Eines ist sicher: Wenn wir Barrieren um lebensrettende Erkenntnisse errichten, die von KI aus unseren Daten gewonnen werden, werden wir diese wünschenswerten Zukunftsszenarien nicht erreichen. Um voranzukommen, müssen wir die medizinische KI auf die gleiche Weise entwickeln, wie wir das Internet offen und für alle zugänglich machen wollten.
Der heutige Diskurs konzentriert sich zu sehr auf die Wirtschaft. Das Thema, das mich in den letzten Jahren beschäftigt hat, ist daher die Frage, wie wir den gesellschaftlichen Nutzen maximieren und gleichzeitig die wirtschaftlichen Möglichkeiten fördern können.
Was begeistert dich in deinem heutigen Tätigkeitsfeld am meisten an KI?

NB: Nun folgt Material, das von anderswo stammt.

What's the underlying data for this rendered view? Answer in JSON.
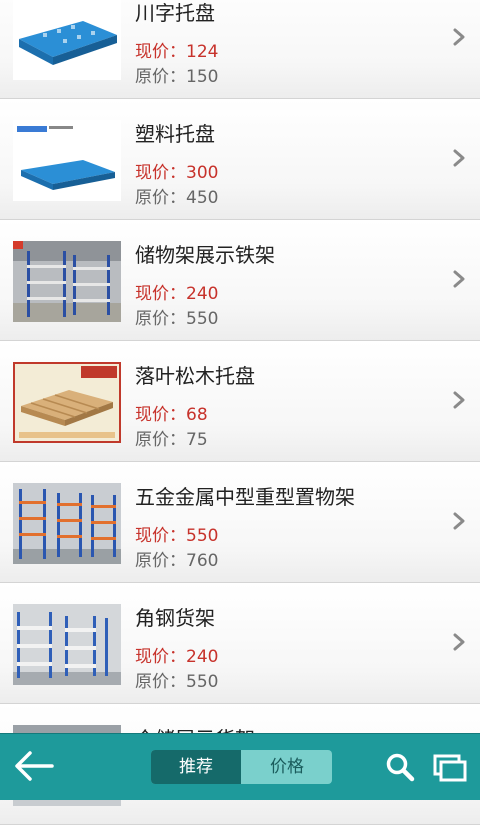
{
  "products": [
    {
      "title": "川字托盘",
      "current_label": "现价：",
      "current_price": "124",
      "original_label": "原价：",
      "original_price": "150"
    },
    {
      "title": "塑料托盘",
      "current_label": "现价：",
      "current_price": "300",
      "original_label": "原价：",
      "original_price": "450"
    },
    {
      "title": "储物架展示铁架",
      "current_label": "现价：",
      "current_price": "240",
      "original_label": "原价：",
      "original_price": "550"
    },
    {
      "title": "落叶松木托盘",
      "current_label": "现价：",
      "current_price": "68",
      "original_label": "原价：",
      "original_price": "75"
    },
    {
      "title": "五金金属中型重型置物架",
      "current_label": "现价：",
      "current_price": "550",
      "original_label": "原价：",
      "original_price": "760"
    },
    {
      "title": "角钢货架",
      "current_label": "现价：",
      "current_price": "240",
      "original_label": "原价：",
      "original_price": "550"
    },
    {
      "title": "仓储展示货架",
      "current_label": "",
      "current_price": "",
      "original_label": "",
      "original_price": ""
    }
  ],
  "bottom_bar": {
    "tabs": [
      {
        "label": "推荐",
        "active": true
      },
      {
        "label": "价格",
        "active": false
      }
    ],
    "icons": [
      "back-arrow-icon",
      "search-icon",
      "windows-icon"
    ]
  },
  "colors": {
    "price_now": "#c7322b",
    "price_old": "#666666",
    "bottom_bar": "#1e9a9b",
    "tab_active": "#156a6a",
    "tab_inactive": "#7ad0cc"
  }
}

Vereinfacht kann man sagen, dass KI in der Medizin auf zwei Arten funktioniert. Erstens erschließt sie das Wissen, das in unseren Datenbergen schlummert. Damit hilft sie bei der Beschleunigung von Forschung und Innovation. Im Gesundheitswesen kann dies zum Beispiel neue Behandlungen und Therapien bedeuten. Zweitens: Wenn wir KI nutzen, können wir sie fast überall einsetzen. Als ein Großteil unserer heutigen Technologien entwickelt wurden, folgten sie einem Gesetz, das als Moore'sches Gesetz bekannt ist. Jemand, der heute in Nigeria lebt, hat Zugang zu mehr Informationen als Präsident Clinton vor 15 Jahren. Und wenn er ein optisches 3D-Druckgerät einsetzt und einige Algorithmen des maschinellen Lernens verwendet, kann er HPV-Infektionen präziser erkennen als diejenigen, die Pap-Test und Zytologie fast umsonst verwenden. Das fasziniert mich vor allem an Technologie.
Offene und dezentralisierte Technologien haben uns alle befähigt. Stell dir vor, was passieren könnte, wenn wir die medizinische KI demokratisieren würden? Mich motiviert dieser Aspekt der Demokratisierung, denn er würde uns in die Lage versetzen, eine Gesellschaft ohne gesundheitliche Ungleichheiten aufzubauen und neue wirtschaftliche Wertebenen zu entwickeln, die auf einer Erfahrungsebene miteinander konkurrieren. Dies ist eine realistische Vision, denn die meisten Ungleichheiten beruhen auf Wissensasymmetrien.
Ein Beispiel war die Impfdiskussion bei Covid-19. Zu dem Zeitpunkt, als wir über unsere dritte Auffrischungsimpfung nachdachten, hatten nur fünf Prozent der Menschen auf dem afrikanischen Kontinent Zugang zu Impfungen. Erst vor kurzem haben Akademiker Open-Source-Impfungen für Länder mit niedrigem Einkommen veröffentlicht.